Though the last three novels of The Notecard Quartet have been published together in one book, This Is Not a Novel and Other Novels, because the first book of the tetralogy was published by a different publisher, the entire quartet of novels has yet to be published together in one collection.

== Works ==
- Epitaph for a Tramp Dell, 1959.
- Epitaph for a Dead Beat Dell, 1961.
- The Ballad of Dingus Magee; Being the Immortal True Saga of the Most Notorious and Desperate Bad Man of the Olden Days, His Blood-Shedding, His Ruination of Poor Helpless Females, & Cetera; also including the Only Reliable Account ever offered to the Public of his Heroic Gun Battle with Sheriff C. L. Birdsill, Yerkey's Hole, New Mex., 1884, and with Additional Commentary on the Fateful and Mysterious Bordello-Burning of the Same Year; and furthermore interspersed with Trustworthy and Shamelessly Interesting Sketches of "Big Blouse" Belle Nops, Anna Hot Water, "Horseface" Agnes, and Others, hardly any Remaining Upright at the End.

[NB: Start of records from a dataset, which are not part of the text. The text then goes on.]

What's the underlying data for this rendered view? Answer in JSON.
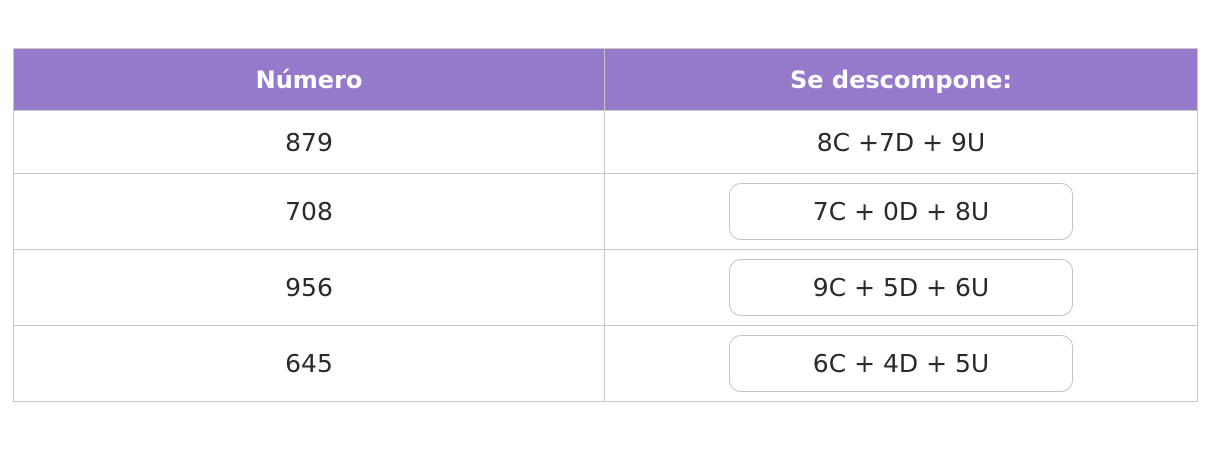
{
  "table": {
    "headers": {
      "numero": "Número",
      "descompone": "Se descompone:"
    },
    "rows": [
      {
        "numero": "879",
        "descomposicion": "8C +7D + 9U",
        "boxed": false
      },
      {
        "numero": "708",
        "descomposicion": "7C + 0D + 8U",
        "boxed": true
      },
      {
        "numero": "956",
        "descomposicion": "9C + 5D + 6U",
        "boxed": true
      },
      {
        "numero": "645",
        "descomposicion": "6C + 4D + 5U",
        "boxed": true
      }
    ]
  },
  "colors": {
    "header_bg": "#9679cb",
    "header_text": "#ffffff",
    "border": "#c8c8c8"
  }
}
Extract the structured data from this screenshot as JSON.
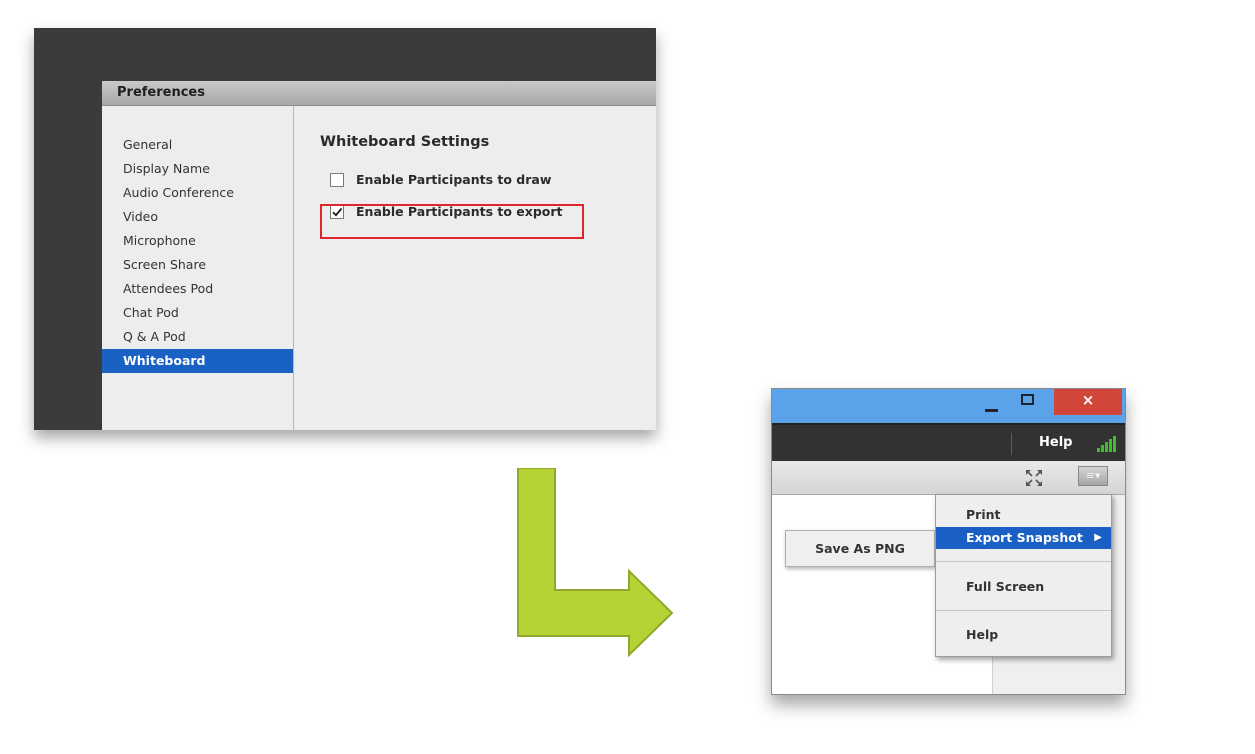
{
  "preferences": {
    "title": "Preferences",
    "sidebar": [
      {
        "label": "General",
        "selected": false
      },
      {
        "label": "Display Name",
        "selected": false
      },
      {
        "label": "Audio Conference",
        "selected": false
      },
      {
        "label": "Video",
        "selected": false
      },
      {
        "label": "Microphone",
        "selected": false
      },
      {
        "label": "Screen Share",
        "selected": false
      },
      {
        "label": "Attendees Pod",
        "selected": false
      },
      {
        "label": "Chat Pod",
        "selected": false
      },
      {
        "label": "Q & A Pod",
        "selected": false
      },
      {
        "label": "Whiteboard",
        "selected": true
      }
    ],
    "heading": "Whiteboard Settings",
    "options": [
      {
        "label": "Enable Participants to draw",
        "checked": false
      },
      {
        "label": "Enable Participants to export",
        "checked": true
      }
    ],
    "highlight_color": "#e0252b"
  },
  "arrow": {
    "color": "#b5d335",
    "icon": "arrow-down-right-icon"
  },
  "meeting_window": {
    "close_symbol": "×",
    "menubar_help": "Help",
    "menu_button_symbol": "≡▾",
    "context_menu": [
      {
        "label": "Print",
        "selected": false
      },
      {
        "label": "Export Snapshot",
        "selected": true,
        "submenu_arrow": "▶"
      },
      {
        "label": "Full Screen",
        "selected": false
      },
      {
        "label": "Help",
        "selected": false
      }
    ],
    "submenu": {
      "label": "Save As PNG"
    },
    "titlebar_color": "#5aa3e8",
    "selection_color": "#1a5fc4"
  }
}
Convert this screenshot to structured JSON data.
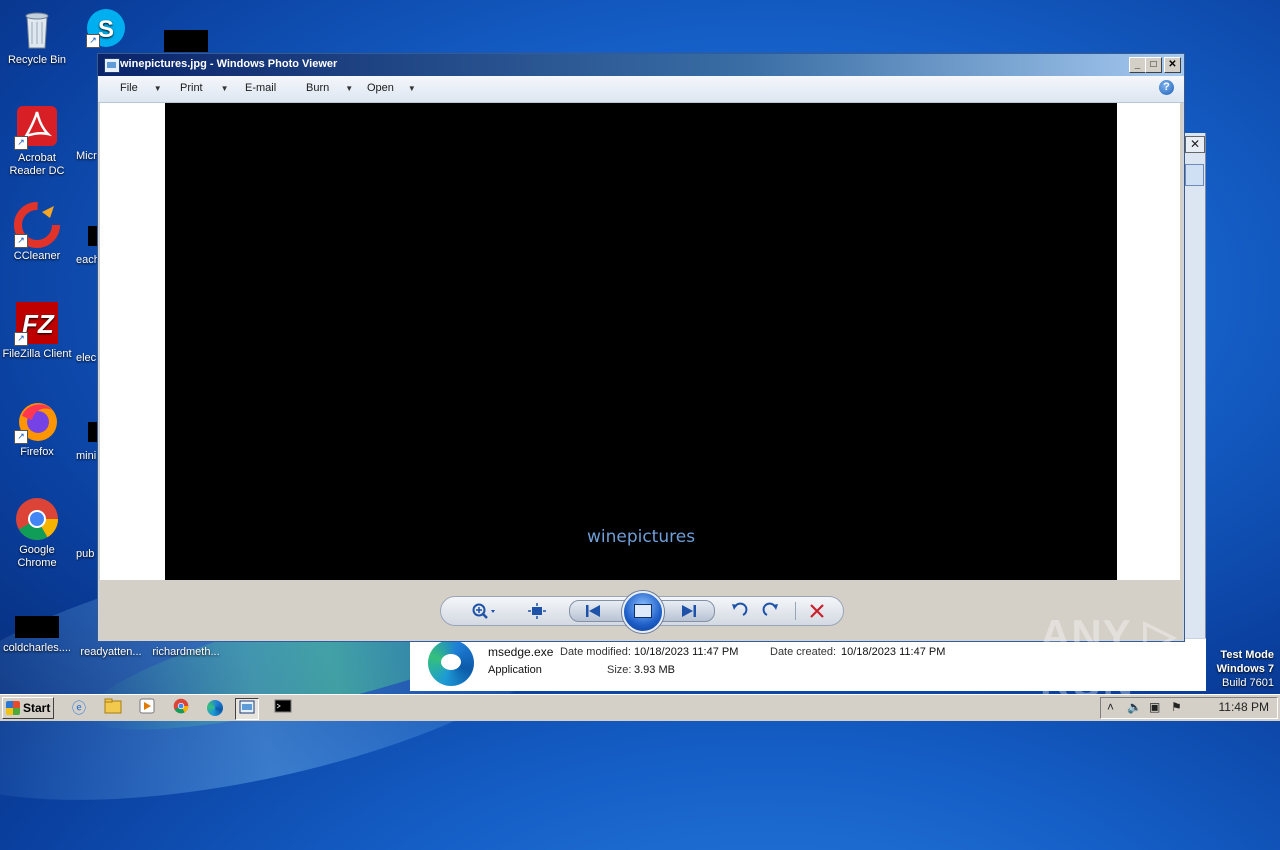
{
  "desktop": {
    "icons": [
      {
        "label": "Recycle Bin",
        "icon": "recycle-bin-icon"
      },
      {
        "label": "Acrobat Reader DC",
        "icon": "acrobat-icon"
      },
      {
        "label": "CCleaner",
        "icon": "ccleaner-icon"
      },
      {
        "label": "FileZilla Client",
        "icon": "filezilla-icon"
      },
      {
        "label": "Firefox",
        "icon": "firefox-icon"
      },
      {
        "label": "Google Chrome",
        "icon": "chrome-icon"
      },
      {
        "label": "coldcharles....",
        "icon": "file-icon"
      }
    ],
    "partial_icons": [
      {
        "label": "Micr",
        "icon": "edge-icon"
      },
      {
        "label": "each",
        "icon": "file-icon"
      },
      {
        "label": "elec",
        "icon": "file-icon"
      },
      {
        "label": "mini",
        "icon": "file-icon"
      },
      {
        "label": "pub",
        "icon": "file-icon"
      },
      {
        "label": "readyatten...",
        "icon": "file-icon"
      },
      {
        "label": "richardmeth...",
        "icon": "file-icon"
      }
    ],
    "skype_icon": "skype-icon"
  },
  "window": {
    "title": "winepictures.jpg - Windows Photo Viewer",
    "menu": [
      {
        "label": "File",
        "has_dropdown": true
      },
      {
        "label": "Print",
        "has_dropdown": true
      },
      {
        "label": "E-mail",
        "has_dropdown": false
      },
      {
        "label": "Burn",
        "has_dropdown": true
      },
      {
        "label": "Open",
        "has_dropdown": true
      }
    ],
    "help_label": "?",
    "caption": "winepictures",
    "controls": {
      "minimize": "_",
      "maximize": "□",
      "close": "✕"
    }
  },
  "file_info": {
    "name": "msedge.exe",
    "type": "Application",
    "date_modified_label": "Date modified:",
    "date_modified": "10/18/2023 11:47 PM",
    "size_label": "Size:",
    "size": "3.93 MB",
    "date_created_label": "Date created:",
    "date_created": "10/18/2023 11:47 PM"
  },
  "watermark": {
    "text": "ANY ▷ RUN",
    "test_mode": "Test Mode",
    "os": "Windows 7",
    "build": "Build 7601"
  },
  "taskbar": {
    "start_label": "Start",
    "clock": "11:48 PM"
  }
}
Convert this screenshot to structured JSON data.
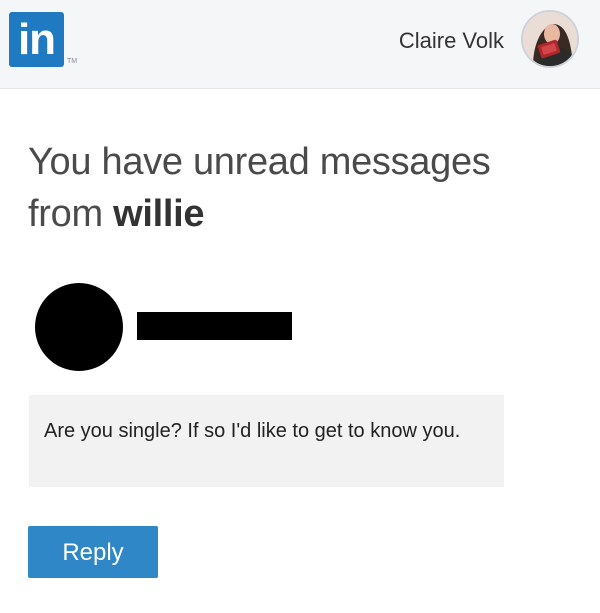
{
  "header": {
    "logo_text": "in",
    "logo_tm": "TM",
    "user_name": "Claire Volk",
    "avatar_icon": "profile-photo"
  },
  "notification": {
    "headline_prefix": "You have unread messages",
    "headline_from": "from",
    "sender": "willie"
  },
  "message": {
    "text": "Are you single? If so I'd like to get to know you."
  },
  "actions": {
    "reply_label": "Reply"
  },
  "colors": {
    "brand": "#1f7ac1",
    "button": "#2f87c8",
    "message_bg": "#f2f2f2",
    "header_bg": "#f5f6f8"
  }
}
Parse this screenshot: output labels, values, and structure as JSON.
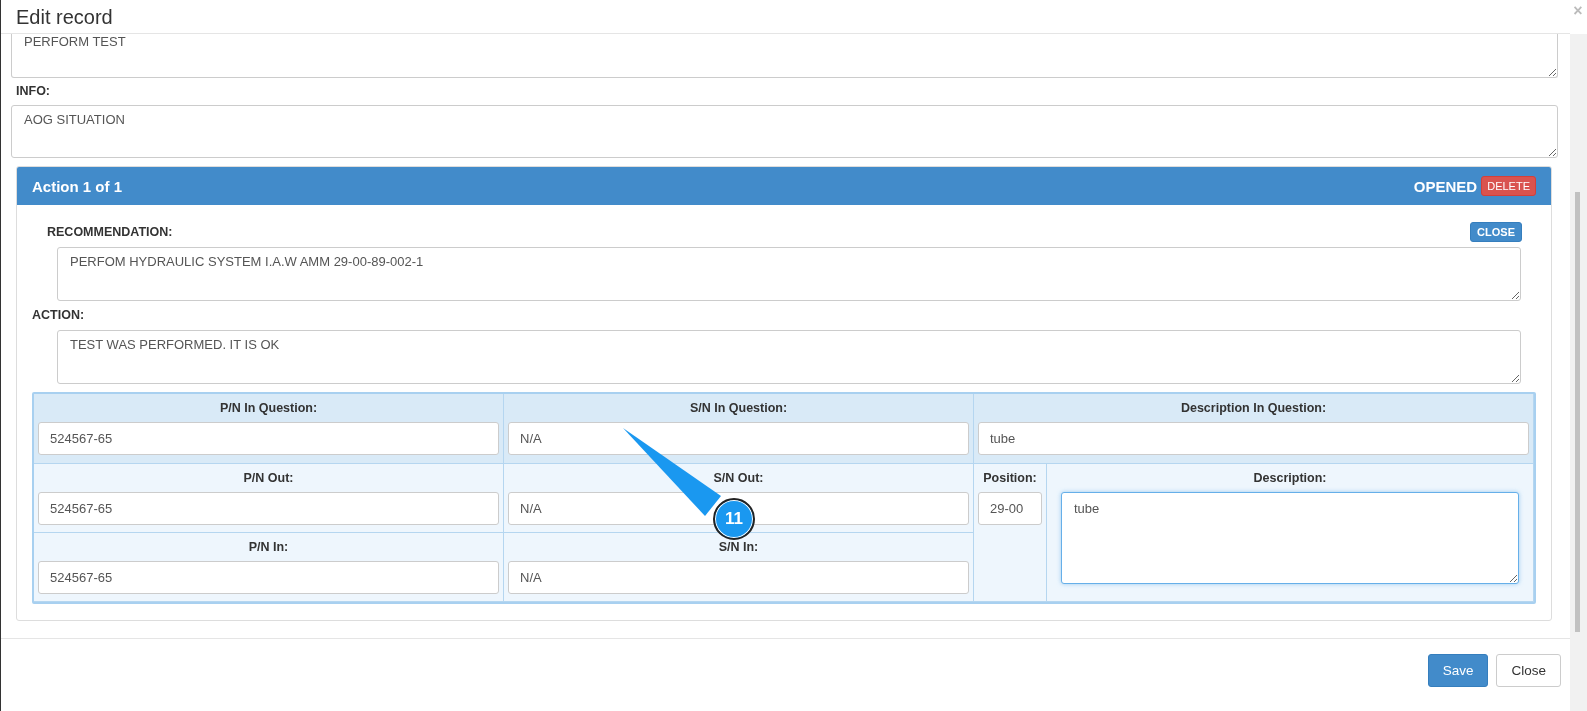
{
  "window": {
    "title": "Edit record",
    "close": "×"
  },
  "text_areas": [
    {
      "value": "PERFORM TEST"
    },
    {
      "label": "INFO:",
      "value": "AOG SITUATION"
    }
  ],
  "action_panel": {
    "title": "Action 1 of 1",
    "status": "OPENED",
    "delete_button": "DELETE",
    "recommendation": {
      "label": "RECOMMENDATION:",
      "close_button": "CLOSE",
      "value": "PERFOM HYDRAULIC SYSTEM I.A.W AMM 29-00-89-002-1"
    },
    "action": {
      "label": "ACTION:",
      "value": "TEST WAS PERFORMED. IT IS OK"
    },
    "parts_grid": [
      {
        "label": "P/N In Question:",
        "value": "524567-65",
        "kind": "input",
        "focused": false
      },
      {
        "label": "S/N In Question:",
        "value": "N/A",
        "kind": "input",
        "focused": false
      },
      {
        "label": "Description In Question:",
        "value": "tube",
        "kind": "input",
        "focused": false
      },
      {
        "label": "P/N Out:",
        "value": "524567-65",
        "kind": "input",
        "focused": false
      },
      {
        "label": "S/N Out:",
        "value": "N/A",
        "kind": "input",
        "focused": false
      },
      {
        "label": "Position:",
        "value": "29-00",
        "kind": "input",
        "focused": false
      },
      {
        "label": "Description:",
        "value": "tube",
        "kind": "textarea",
        "focused": true
      },
      {
        "label": "P/N In:",
        "value": "524567-65",
        "kind": "input",
        "focused": false
      },
      {
        "label": "S/N In:",
        "value": "N/A",
        "kind": "input",
        "focused": false
      }
    ]
  },
  "callout": {
    "number": "11"
  },
  "footer_buttons": [
    {
      "label": "Save",
      "kind": "primary"
    },
    {
      "label": "Close",
      "kind": "default"
    }
  ]
}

Composed in the Finest Modern English as taken diligently from the Genuine Archives Bobbs-Merrill, 1965. (Filmed as Dirty Dingus Magee (1970),
- Miss Doll, Go Home Dell, 1965.
- Going Down Holt Rinehart Winston, 1970.
- Springer's Progress Holt, Rinehart & Winston, 1977.
- Malcolm Lowry's Volcano: Myth, Symbol, Meaning Times Books, 1978.
- Wittgenstein's Mistress Dalkey Archive, 1988.
- Collected Poems Dalkey Archive Press, 1993.
- The Notecard Quartet, 1996–2007
  - Reader's Block Dalkey Archive Press, 1996.
  - This Is Not a Novel Counterpoint, 2001.
  - Vanishing Point Shoemaker & Hoard, 2004.
  - The Last Novel Shoemaker & Hoard, 2007.